Herzog’s answers struck me as somewhat standard. Melies, Griffith, Kurosawa’s “Rashomon” and Mizoguchi’s “Ugetsu,” Huston’s “The Treasure of the Sierra Madre,” Kazan’s “Viva Zapata!”; perhaps Kiarostami was his most obscure selection. He confessed he is not the cinephile many of his fans are, and yet he would not show anything “mainstream” either. “For a lot of UCLA students I’ve met, film history seems to start at “Star Wars.”
These selections seemed to humanize him as a director, and for once in the festival we saw an artist capable of challenging films, but someone who never made films to be specifically obtuse.
“There is no conspiracy in Hollywood to dumb down the audience,” Herzog said. “My films are mainstream. The secret mainstream maybe, but there is no problem with the industry.”
People in the audience were doubtful, but the fact that Herzog did attract so many people in this small Midwestern town this entire week should be evidence that he’s right.
“The essentials of filmmaking have remained the same in the 21st Century. It’s the audience that’s changed,” Herzog said. “There has been a huge shift, but not in filmmaking itself.”
TV, 3-D and the Internet are all culprits of this shift, and all of them he has tinkered with in one way or the other. But at the end of the day, he can still make a film like “Nosferatu” and terrify and entertain an audience collectively.
The midnight screening of “Nosferatu” was probably the most fun I had at a screening all week. Herzog had a made a straight genre film, one that is fairly faithful to “Dracula” and Murnau’s “Nosferatu,” and yet it has the allure of something much greater and different. Kinski’s performance is electric. His screen presence allows Herzog to make a moody film without action, without worrying about the hammy performances of the rest of his cast and without sacrificing its audience appeal. It’s a masterpiece.
There is so much more to tell about Herzog and the events of last week. He forgot Nicolas Cage’s name. He talked about how glaciers can fart. He said he still has Klaus Kinski’s rifle and how the pair of them each had a plot to kill the other. He said that “Fitzcarraldo” could not have been made were it not for him forging a shooting permit with the Peruvian President’s signature. He said as an actor he’s only good when he’s dangerous, vile and debased. His first lecture was sold out in a room holding 400 people, turning away nearly 200. And his second was marred by a man who had a diabetic seizure 15 minutes before Herzog finished talking.
But I’d like to close with one of my favorite anecdotes of the week. A young man asked what was clearly a well thought out, carefully rehearsed question, one which he presumed would get a very profound response. “People may have a knee jerk reaction watching your films and say you’re a pessimist. But when I watch your films, I feel that you’re an optimist. How do you view yourself?”

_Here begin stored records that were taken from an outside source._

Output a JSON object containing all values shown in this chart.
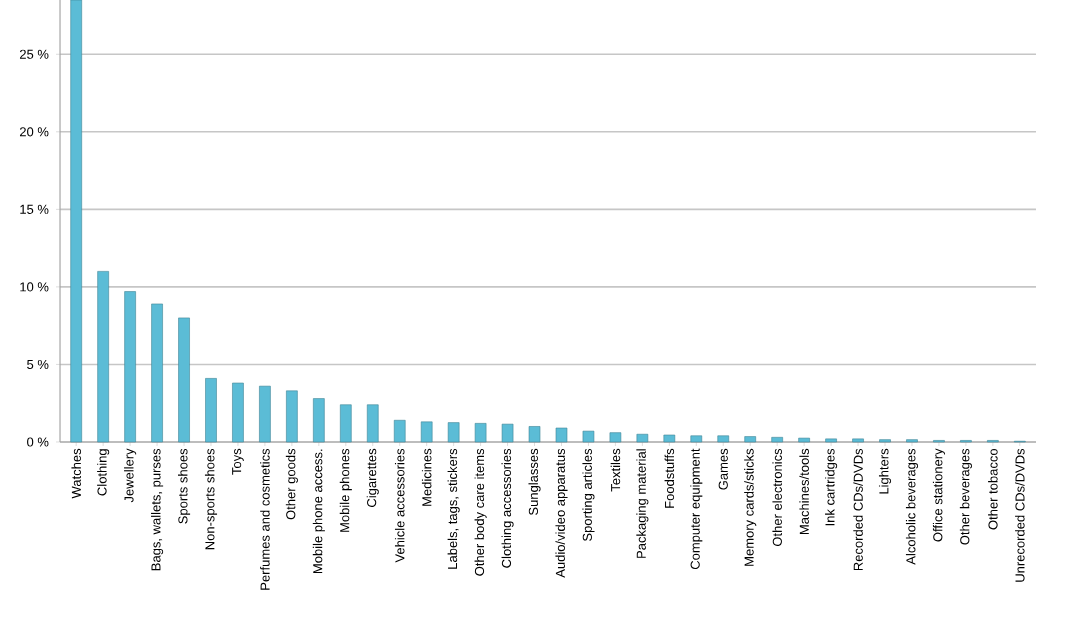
{
  "chart_data": {
    "type": "bar",
    "categories": [
      "Watches",
      "Clothing",
      "Jewellery",
      "Bags, wallets, purses",
      "Sports shoes",
      "Non-sports shoes",
      "Toys",
      "Perfumes and cosmetics",
      "Other goods",
      "Mobile phone access.",
      "Mobile phones",
      "Cigarettes",
      "Vehicle accessories",
      "Medicines",
      "Labels, tags, stickers",
      "Other body care items",
      "Clothing accessories",
      "Sunglasses",
      "Audio/video apparatus",
      "Sporting articles",
      "Textiles",
      "Packaging material",
      "Foodstuffs",
      "Computer equipment",
      "Games",
      "Memory cards/sticks",
      "Other electronics",
      "Machines/tools",
      "Ink cartridges",
      "Recorded CDs/DVDs",
      "Lighters",
      "Alcoholic beverages",
      "Office stationery",
      "Other beverages",
      "Other tobacco",
      "Unrecorded CDs/DVDs"
    ],
    "values": [
      28.5,
      11.0,
      9.7,
      8.9,
      8.0,
      4.1,
      3.8,
      3.6,
      3.3,
      2.8,
      2.4,
      2.4,
      1.4,
      1.3,
      1.25,
      1.2,
      1.15,
      1.0,
      0.9,
      0.7,
      0.6,
      0.5,
      0.45,
      0.4,
      0.4,
      0.35,
      0.3,
      0.25,
      0.2,
      0.2,
      0.15,
      0.15,
      0.1,
      0.1,
      0.1,
      0.05
    ],
    "color": "#5bbcd6",
    "ylim": [
      0,
      28.5
    ],
    "yticks": [
      {
        "value": 0,
        "label": "0 %"
      },
      {
        "value": 5,
        "label": "5 %"
      },
      {
        "value": 10,
        "label": "10 %"
      },
      {
        "value": 15,
        "label": "15 %"
      },
      {
        "value": 20,
        "label": "20 %"
      },
      {
        "value": 25,
        "label": "25 %"
      }
    ],
    "grid": "y"
  }
}
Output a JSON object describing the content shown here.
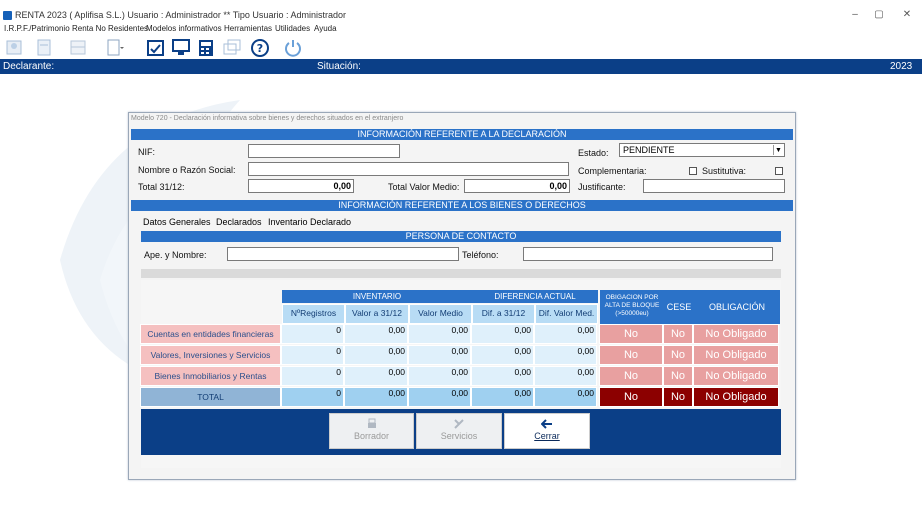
{
  "window": {
    "title": "RENTA 2023 ( Aplifisa S.L.) Usuario : Administrador  **  Tipo Usuario : Administrador",
    "controls": {
      "minimize": "–",
      "maximize": "▢",
      "close": "✕"
    }
  },
  "menu": [
    "I.R.P.F./Patrimonio",
    "Renta No Residentes",
    "Modelos informativos",
    "Herramientas",
    "Utilidades",
    "Ayuda"
  ],
  "toolbar": {
    "icons": [
      "declarant-icon",
      "document-icon",
      "grid-icon",
      "document-dropdown-icon",
      "calendar-check-icon",
      "monitor-icon",
      "calculator-icon",
      "window-icon",
      "help-icon",
      "power-icon"
    ],
    "accent": "#0b3f87"
  },
  "status": {
    "declarante": "Declarante:",
    "situacion": "Situación:",
    "year": "2023"
  },
  "dialog": {
    "title": "Modelo 720 - Declaración informativa sobre bienes y derechos situados en el extranjero",
    "section1": "INFORMACIÓN REFERENTE A LA DECLARACIÓN",
    "nif_label": "NIF:",
    "nif_value": "",
    "razon_label": "Nombre o Razón Social:",
    "razon_value": "",
    "total_label": "Total 31/12:",
    "total_value": "0,00",
    "total_medio_label": "Total Valor Medio:",
    "total_medio_value": "0,00",
    "estado_label": "Estado:",
    "estado_value": "PENDIENTE",
    "complementaria_label": "Complementaria:",
    "sustitutiva_label": "Sustitutiva:",
    "justificante_label": "Justificante:",
    "justificante_value": "",
    "section2": "INFORMACIÓN REFERENTE A LOS BIENES O DERECHOS",
    "tabs": [
      "Datos Generales",
      "Declarados",
      "Inventario Declarado"
    ],
    "section3": "PERSONA DE CONTACTO",
    "ape_label": "Ape. y Nombre:",
    "ape_value": "",
    "telefono_label": "Teléfono:",
    "telefono_value": "",
    "table": {
      "group_inventario": "INVENTARIO",
      "group_diferencia": "DIFERENCIA ACTUAL",
      "head_obligacion_bloque": "OBIGACION POR ALTA DE BLOQUE (>50000eu)",
      "head_cese": "CESE",
      "head_obligacion": "OBLIGACIÓN",
      "sub": [
        "NºRegistros",
        "Valor a 31/12",
        "Valor Medio",
        "Dif. a 31/12",
        "Dif. Valor Med."
      ],
      "rows": [
        {
          "label": "Cuentas en entidades financieras",
          "v": [
            "0",
            "0,00",
            "0,00",
            "0,00",
            "0,00"
          ],
          "obl_bloque": "No",
          "cese": "No",
          "obligacion": "No Obligado"
        },
        {
          "label": "Valores, Inversiones y Servicios",
          "v": [
            "0",
            "0,00",
            "0,00",
            "0,00",
            "0,00"
          ],
          "obl_bloque": "No",
          "cese": "No",
          "obligacion": "No Obligado"
        },
        {
          "label": "Bienes Inmobiliarios y Rentas",
          "v": [
            "0",
            "0,00",
            "0,00",
            "0,00",
            "0,00"
          ],
          "obl_bloque": "No",
          "cese": "No",
          "obligacion": "No Obligado"
        },
        {
          "label": "TOTAL",
          "v": [
            "0",
            "0,00",
            "0,00",
            "0,00",
            "0,00"
          ],
          "obl_bloque": "No",
          "cese": "No",
          "obligacion": "No Obligado"
        }
      ]
    },
    "buttons": {
      "borrador": "Borrador",
      "servicios": "Servicios",
      "cerrar": "Cerrar"
    }
  }
}
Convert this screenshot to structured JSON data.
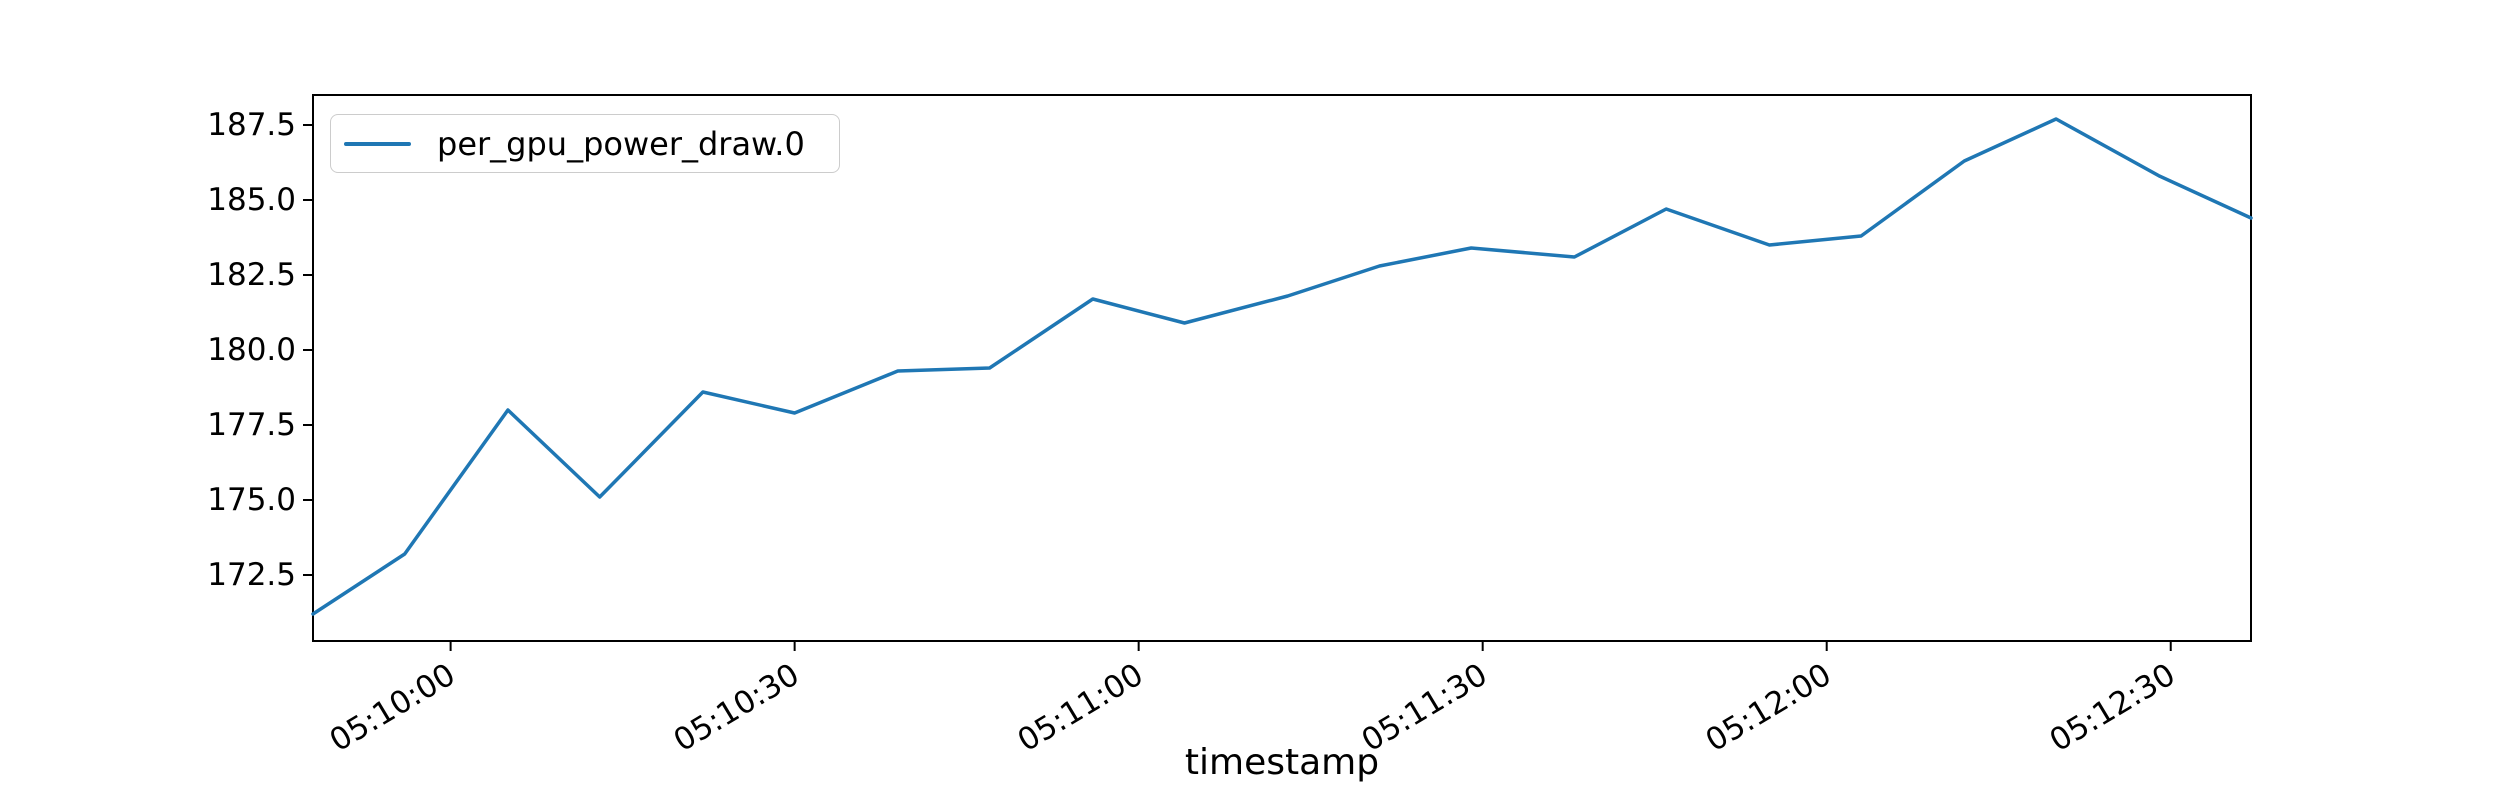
{
  "figure": {
    "background": "#ffffff",
    "axis_color": "#000000",
    "tick_color": "#000000"
  },
  "chart_data": {
    "type": "line",
    "title": "",
    "xlabel": "timestamp",
    "ylabel": "",
    "grid": false,
    "legend_position": "upper left",
    "ylim": [
      170.3,
      188.5
    ],
    "y_ticks": [
      172.5,
      175.0,
      177.5,
      180.0,
      182.5,
      185.0,
      187.5
    ],
    "x_tick_labels": [
      "05:10:00",
      "05:10:30",
      "05:11:00",
      "05:11:30",
      "05:12:00",
      "05:12:30"
    ],
    "series": [
      {
        "name": "per_gpu_power_draw.0",
        "color": "#1f77b4",
        "x": [
          "05:09:48",
          "05:09:56",
          "05:10:05",
          "05:10:13",
          "05:10:22",
          "05:10:30",
          "05:10:39",
          "05:10:47",
          "05:10:56",
          "05:11:04",
          "05:11:13",
          "05:11:21",
          "05:11:29",
          "05:11:38",
          "05:11:46",
          "05:11:55",
          "05:12:03",
          "05:12:12",
          "05:12:20",
          "05:12:29",
          "05:12:37"
        ],
        "values": [
          171.2,
          173.2,
          178.0,
          175.1,
          178.6,
          177.9,
          179.3,
          179.4,
          181.7,
          180.9,
          181.8,
          182.8,
          183.4,
          183.1,
          184.7,
          183.5,
          183.8,
          186.3,
          187.7,
          185.8,
          184.4
        ]
      }
    ]
  }
}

“Well, I try not to look at myself,” Herzog said. “Sometimes I have to look at myself in the mirror, like when I’m shaving, but I try to avoid looking in my own eyes. If you’ve ever noticed a cat looking in a mirror, you know they avoid their eyes too. Sometimes dogs do it stupidly, but otherwise they try not to.”
I doubt that was the answer the man was looking for, but I couldn’t have gotten a better one. What Herzog did add though was that putting films and artists in terms of pessimism or optimism greatly narrows what the work is capable of.
That’s the key thing to take away about Herzog. He is a man of complexity and depth, not of exaggerated insanity or token profundity. His gift as a filmmaker is that he always hits both sides of the spectrum. He has ambitions and dreams that exceed most filmmakers.
Another introduction summed it up best. “No one will define Werner Herzog’s role other than Werner Herzog.”